Talks in Baku are focused on getting more climate cash for developing countries to transition away from fossil fuels, adapt to climate change and pay for damages caused by extreme weather. But countries are far apart on how much money that will require. Several experts put the sum needed at around $1 trillion.
“One trillion is going to look like a bargain five, 10 years from now,” said Rachel Cleetus from the Union of Concerned Scientists, citing a multitude of costly recent extreme weather events from flooding in Spain to hurricanes Helene and Milton in the United States. “We’re going to wonder why we didn’t take that and run with it.”
Meanwhile, the world’s biggest decision makers are halfway around the world as another major summit convenes. Brazil is hosting the Group of 20 summit, which runs Nov. 18-19, bringing together many of the world’s largest economies. Climate change — among other major topics like rising global tensions and poverty — will be on the agenda.

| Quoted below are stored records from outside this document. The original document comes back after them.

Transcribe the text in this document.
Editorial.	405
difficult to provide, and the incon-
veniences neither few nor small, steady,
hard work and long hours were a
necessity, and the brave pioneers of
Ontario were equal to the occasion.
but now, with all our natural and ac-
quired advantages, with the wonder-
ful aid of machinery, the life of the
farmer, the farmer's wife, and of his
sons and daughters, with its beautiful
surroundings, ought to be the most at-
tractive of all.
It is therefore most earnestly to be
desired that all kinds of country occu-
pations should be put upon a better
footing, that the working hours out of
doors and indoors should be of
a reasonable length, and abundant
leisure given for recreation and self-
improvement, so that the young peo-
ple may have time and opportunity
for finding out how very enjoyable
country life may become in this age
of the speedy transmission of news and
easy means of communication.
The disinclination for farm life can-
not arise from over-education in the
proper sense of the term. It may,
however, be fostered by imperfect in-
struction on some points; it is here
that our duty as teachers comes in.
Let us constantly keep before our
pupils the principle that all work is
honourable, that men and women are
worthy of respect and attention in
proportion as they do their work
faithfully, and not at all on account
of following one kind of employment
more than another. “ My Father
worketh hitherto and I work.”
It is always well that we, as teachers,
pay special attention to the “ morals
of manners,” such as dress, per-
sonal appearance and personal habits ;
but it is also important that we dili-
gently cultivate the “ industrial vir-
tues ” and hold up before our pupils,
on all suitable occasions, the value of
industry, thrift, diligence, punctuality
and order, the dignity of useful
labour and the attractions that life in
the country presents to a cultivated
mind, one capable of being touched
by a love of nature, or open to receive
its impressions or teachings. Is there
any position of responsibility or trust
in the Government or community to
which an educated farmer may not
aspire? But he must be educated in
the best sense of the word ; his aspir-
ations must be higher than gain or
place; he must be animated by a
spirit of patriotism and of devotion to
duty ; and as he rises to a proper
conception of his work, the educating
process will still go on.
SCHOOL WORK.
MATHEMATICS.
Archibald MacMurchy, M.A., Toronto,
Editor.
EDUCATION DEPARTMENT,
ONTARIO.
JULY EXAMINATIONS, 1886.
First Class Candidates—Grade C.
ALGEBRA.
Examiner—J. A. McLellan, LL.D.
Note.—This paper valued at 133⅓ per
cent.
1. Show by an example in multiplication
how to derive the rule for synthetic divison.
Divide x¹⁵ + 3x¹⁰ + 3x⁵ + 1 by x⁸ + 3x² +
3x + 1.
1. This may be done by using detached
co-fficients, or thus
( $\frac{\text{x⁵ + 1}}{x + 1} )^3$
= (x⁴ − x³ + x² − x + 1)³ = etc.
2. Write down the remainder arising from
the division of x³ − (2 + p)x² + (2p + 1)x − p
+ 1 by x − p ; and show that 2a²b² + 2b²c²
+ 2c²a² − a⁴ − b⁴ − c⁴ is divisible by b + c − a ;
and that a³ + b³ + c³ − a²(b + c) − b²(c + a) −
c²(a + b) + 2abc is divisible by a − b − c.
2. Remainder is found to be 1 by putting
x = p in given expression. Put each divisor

Harjeet Singh, global engagement director for the Fossil Fuel Non-Proliferation Treaty Initiative, said G20 nations “cannot turn their backs on the reality of their historical emissions and the responsibility that comes with it.”
“They must commit to trillions in public finance,” he said.
In a written statement on Friday, United Nations Climate Change’s executive secretary Simon Stiell said “the global climate crisis should be order of business Number One” at the G20 meetings.
Stiell noted that progress on stopping more warming should happen both in and out of climate talks, calling the G20’s role “mission-critical.”